A few tracks in then and bomb number one hits, sounding like Kris Wadsworth's heavy, stripped lyrical slammer Lime & Pink. It's got all the hallmarks of groove-laden vocal house fare, only as realised with the punch of an far weightier kick, a la that remix of DJ Assassin's A Face In The Crowd. So that's rolling, reverberating basslines, and electro edges, only in this instance the theme is tech, not garage.

It's a route we continue down, via breaks and lackadaisical fours, soon arriving at Kink & Neville Watson's wholly Detroit inspired Metropole. There's a faint air of the epic about as the synth, refrained notes and twinkling keyboards build, albeit whilst enough funk is retained so as to ensure we could still opt for either of America's greatest gifts to the club world.
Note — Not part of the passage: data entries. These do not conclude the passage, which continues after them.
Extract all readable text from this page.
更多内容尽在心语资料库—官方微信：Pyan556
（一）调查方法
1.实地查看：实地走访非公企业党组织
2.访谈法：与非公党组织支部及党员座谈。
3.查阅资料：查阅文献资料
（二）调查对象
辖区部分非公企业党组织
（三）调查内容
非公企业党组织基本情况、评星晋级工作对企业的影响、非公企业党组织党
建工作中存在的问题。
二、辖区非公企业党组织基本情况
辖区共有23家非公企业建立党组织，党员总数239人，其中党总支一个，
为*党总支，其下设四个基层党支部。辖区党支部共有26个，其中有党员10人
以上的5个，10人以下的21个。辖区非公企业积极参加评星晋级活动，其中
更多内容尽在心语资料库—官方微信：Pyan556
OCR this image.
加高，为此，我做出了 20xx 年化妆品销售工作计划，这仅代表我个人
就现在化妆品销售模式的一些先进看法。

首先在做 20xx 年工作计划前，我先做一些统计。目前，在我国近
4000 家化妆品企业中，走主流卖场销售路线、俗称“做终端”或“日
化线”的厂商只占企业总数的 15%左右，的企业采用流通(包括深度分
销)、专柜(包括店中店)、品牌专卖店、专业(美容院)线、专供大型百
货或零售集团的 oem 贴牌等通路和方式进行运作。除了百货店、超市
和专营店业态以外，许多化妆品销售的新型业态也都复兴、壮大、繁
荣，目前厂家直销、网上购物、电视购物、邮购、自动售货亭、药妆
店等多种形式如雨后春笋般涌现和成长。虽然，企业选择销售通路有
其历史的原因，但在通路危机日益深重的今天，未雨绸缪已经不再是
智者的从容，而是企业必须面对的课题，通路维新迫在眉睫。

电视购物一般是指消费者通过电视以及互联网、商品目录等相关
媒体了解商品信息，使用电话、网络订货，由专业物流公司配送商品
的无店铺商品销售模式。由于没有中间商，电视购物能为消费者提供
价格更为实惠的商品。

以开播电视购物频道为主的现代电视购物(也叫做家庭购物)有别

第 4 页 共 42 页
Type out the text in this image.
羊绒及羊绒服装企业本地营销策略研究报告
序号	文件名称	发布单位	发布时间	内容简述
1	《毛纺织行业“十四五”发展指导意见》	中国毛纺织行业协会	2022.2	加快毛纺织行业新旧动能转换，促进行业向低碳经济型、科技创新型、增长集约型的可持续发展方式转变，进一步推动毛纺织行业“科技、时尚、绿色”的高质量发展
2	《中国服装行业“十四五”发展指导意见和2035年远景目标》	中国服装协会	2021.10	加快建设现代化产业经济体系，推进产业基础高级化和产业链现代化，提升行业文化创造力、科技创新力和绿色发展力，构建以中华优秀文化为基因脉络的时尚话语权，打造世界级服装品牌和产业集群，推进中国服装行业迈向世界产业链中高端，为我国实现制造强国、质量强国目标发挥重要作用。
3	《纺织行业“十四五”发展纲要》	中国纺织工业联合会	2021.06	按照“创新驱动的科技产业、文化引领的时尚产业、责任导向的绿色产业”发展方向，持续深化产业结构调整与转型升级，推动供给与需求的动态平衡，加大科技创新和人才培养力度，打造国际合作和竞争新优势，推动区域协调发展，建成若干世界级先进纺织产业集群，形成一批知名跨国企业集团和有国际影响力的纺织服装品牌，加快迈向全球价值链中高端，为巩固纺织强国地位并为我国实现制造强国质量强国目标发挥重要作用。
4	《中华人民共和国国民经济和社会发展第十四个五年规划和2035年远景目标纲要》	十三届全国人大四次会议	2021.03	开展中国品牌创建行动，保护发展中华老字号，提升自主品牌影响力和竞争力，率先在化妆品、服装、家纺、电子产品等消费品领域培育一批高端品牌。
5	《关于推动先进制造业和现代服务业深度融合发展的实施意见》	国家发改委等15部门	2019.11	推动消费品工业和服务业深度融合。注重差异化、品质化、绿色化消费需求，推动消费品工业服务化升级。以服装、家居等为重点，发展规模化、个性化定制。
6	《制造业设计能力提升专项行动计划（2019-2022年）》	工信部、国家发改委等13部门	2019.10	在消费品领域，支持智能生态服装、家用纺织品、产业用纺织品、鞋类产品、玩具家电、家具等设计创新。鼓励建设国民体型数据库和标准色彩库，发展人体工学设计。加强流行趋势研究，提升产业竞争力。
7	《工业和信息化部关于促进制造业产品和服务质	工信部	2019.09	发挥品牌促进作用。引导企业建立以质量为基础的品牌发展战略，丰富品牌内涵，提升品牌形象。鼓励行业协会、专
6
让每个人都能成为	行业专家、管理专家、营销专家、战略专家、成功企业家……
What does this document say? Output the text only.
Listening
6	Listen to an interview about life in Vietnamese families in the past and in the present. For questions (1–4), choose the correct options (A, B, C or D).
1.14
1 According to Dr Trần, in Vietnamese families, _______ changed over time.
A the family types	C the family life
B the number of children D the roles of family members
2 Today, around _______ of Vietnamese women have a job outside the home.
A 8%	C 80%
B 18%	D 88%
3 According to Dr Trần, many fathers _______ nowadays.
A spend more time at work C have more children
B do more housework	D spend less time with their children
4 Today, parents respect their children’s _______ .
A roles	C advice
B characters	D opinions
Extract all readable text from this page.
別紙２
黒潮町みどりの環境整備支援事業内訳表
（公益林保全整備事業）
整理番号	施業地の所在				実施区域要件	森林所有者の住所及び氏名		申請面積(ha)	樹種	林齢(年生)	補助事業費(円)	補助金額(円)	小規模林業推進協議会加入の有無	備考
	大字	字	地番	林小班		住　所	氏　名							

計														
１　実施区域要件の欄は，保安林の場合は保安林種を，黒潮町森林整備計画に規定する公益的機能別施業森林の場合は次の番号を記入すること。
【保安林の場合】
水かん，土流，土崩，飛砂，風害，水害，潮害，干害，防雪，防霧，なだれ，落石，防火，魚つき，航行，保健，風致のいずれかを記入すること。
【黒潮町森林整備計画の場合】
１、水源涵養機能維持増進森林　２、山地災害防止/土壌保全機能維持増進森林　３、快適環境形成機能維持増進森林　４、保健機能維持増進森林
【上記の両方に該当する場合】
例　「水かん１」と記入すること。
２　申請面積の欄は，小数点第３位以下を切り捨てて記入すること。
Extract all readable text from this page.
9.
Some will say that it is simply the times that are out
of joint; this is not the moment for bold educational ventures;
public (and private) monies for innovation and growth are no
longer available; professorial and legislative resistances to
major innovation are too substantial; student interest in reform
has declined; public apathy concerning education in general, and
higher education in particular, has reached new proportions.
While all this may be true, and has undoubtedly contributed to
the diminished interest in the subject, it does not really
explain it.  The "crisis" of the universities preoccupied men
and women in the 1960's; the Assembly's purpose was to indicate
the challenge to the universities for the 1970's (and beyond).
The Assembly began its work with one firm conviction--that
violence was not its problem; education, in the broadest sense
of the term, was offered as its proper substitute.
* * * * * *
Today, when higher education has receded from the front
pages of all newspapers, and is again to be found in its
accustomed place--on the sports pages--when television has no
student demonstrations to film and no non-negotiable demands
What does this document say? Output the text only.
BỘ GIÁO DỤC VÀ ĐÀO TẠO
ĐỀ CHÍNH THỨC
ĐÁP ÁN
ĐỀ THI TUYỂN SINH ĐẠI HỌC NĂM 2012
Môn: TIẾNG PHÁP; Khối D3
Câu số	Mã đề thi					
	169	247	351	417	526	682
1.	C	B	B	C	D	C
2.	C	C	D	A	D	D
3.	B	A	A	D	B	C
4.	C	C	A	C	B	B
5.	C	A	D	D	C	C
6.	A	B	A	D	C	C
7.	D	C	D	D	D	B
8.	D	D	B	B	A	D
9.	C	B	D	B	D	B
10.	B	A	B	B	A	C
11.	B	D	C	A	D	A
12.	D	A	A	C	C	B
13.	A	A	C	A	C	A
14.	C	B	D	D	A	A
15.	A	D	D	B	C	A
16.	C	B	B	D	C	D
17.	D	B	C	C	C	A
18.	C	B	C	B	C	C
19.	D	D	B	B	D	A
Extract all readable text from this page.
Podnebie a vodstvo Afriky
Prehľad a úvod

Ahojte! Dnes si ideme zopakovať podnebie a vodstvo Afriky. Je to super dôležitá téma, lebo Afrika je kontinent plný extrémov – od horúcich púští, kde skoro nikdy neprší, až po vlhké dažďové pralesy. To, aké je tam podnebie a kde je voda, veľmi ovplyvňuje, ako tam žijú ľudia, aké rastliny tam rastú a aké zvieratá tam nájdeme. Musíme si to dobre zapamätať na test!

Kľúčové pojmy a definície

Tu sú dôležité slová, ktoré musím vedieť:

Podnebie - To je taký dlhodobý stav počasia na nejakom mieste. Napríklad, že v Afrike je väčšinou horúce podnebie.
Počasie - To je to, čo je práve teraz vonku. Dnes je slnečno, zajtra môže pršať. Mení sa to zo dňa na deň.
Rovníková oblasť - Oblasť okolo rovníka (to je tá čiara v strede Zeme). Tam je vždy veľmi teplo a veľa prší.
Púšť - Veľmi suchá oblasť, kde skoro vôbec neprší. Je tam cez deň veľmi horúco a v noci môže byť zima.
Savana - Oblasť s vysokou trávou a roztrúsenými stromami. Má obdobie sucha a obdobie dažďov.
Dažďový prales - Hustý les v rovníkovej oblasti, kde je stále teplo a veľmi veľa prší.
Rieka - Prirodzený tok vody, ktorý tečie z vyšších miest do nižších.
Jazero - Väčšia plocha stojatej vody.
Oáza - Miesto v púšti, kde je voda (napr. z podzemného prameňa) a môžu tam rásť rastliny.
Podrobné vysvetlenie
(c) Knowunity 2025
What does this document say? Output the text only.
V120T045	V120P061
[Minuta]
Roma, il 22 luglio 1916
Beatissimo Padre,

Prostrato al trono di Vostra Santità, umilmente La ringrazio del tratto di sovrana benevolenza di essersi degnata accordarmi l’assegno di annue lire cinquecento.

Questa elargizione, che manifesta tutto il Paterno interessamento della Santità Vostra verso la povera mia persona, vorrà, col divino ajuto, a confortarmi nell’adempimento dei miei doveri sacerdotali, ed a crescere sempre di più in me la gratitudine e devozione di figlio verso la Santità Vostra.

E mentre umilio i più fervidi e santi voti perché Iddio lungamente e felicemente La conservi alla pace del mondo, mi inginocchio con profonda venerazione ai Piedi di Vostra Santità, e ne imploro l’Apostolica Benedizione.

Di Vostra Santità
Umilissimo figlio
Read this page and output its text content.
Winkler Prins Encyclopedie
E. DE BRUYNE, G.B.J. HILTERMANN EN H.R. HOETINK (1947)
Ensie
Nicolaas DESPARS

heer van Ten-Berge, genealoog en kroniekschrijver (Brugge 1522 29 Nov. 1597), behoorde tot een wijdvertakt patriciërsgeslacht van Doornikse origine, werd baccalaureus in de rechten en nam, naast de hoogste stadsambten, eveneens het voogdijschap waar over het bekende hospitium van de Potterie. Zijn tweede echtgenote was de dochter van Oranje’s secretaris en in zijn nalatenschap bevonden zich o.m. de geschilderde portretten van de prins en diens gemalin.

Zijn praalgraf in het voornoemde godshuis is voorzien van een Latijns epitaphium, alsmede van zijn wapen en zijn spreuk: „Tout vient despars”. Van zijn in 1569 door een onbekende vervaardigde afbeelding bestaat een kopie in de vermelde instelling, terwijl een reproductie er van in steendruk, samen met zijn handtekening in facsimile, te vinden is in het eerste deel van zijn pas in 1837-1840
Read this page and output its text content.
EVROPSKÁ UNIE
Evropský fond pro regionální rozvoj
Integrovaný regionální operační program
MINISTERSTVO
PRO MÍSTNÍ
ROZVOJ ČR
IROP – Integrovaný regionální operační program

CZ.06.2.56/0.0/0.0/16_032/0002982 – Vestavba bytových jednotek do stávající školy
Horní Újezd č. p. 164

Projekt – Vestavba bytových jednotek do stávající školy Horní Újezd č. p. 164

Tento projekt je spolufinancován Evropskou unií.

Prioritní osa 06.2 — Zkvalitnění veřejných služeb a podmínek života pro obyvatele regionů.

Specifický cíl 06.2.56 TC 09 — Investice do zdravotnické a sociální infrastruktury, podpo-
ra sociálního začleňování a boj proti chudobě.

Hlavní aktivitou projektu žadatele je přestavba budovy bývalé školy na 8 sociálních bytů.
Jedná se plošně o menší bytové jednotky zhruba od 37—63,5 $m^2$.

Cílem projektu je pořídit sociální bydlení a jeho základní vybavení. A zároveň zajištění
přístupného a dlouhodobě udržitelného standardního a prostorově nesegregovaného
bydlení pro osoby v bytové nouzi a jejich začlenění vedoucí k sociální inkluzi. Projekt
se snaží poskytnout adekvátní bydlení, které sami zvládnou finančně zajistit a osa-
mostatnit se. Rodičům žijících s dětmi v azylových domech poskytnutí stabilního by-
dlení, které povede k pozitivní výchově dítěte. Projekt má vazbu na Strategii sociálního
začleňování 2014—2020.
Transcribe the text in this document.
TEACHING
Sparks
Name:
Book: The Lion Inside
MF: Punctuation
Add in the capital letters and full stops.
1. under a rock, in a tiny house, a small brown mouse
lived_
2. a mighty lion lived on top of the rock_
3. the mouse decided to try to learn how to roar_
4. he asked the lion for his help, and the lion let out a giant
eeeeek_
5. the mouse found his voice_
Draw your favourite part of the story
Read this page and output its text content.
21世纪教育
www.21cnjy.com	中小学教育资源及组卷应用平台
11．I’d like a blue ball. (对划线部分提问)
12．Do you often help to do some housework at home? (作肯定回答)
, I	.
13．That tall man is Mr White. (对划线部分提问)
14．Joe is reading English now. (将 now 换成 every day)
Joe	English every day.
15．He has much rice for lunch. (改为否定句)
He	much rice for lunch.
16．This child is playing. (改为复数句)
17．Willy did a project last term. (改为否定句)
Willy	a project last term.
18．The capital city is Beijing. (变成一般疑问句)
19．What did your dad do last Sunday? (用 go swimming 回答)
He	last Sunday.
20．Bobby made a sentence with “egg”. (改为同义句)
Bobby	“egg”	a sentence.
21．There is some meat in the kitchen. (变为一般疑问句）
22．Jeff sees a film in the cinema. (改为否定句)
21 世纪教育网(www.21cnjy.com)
As it happens we fall seamlessly into the percussive, tribal-ish Preset from Crooked Man, welcoming hypnotic beats and echoed, soulful words- again straddling tough and groovy with deft skill.

Staying on the same concept, contrast is pretty much everywhere throughout the entire compilation- whether that's in terms of the actual tracks themselves, or its playlist- but this is achieved in a logical way. With the exception of one or two instances things are either rolling, or giving us a rest from such rhythms, creating a club set feel throughout. Somewhere in between 2AM and six then, it's precisely the kind of thing that's going to cause some damage at the after session.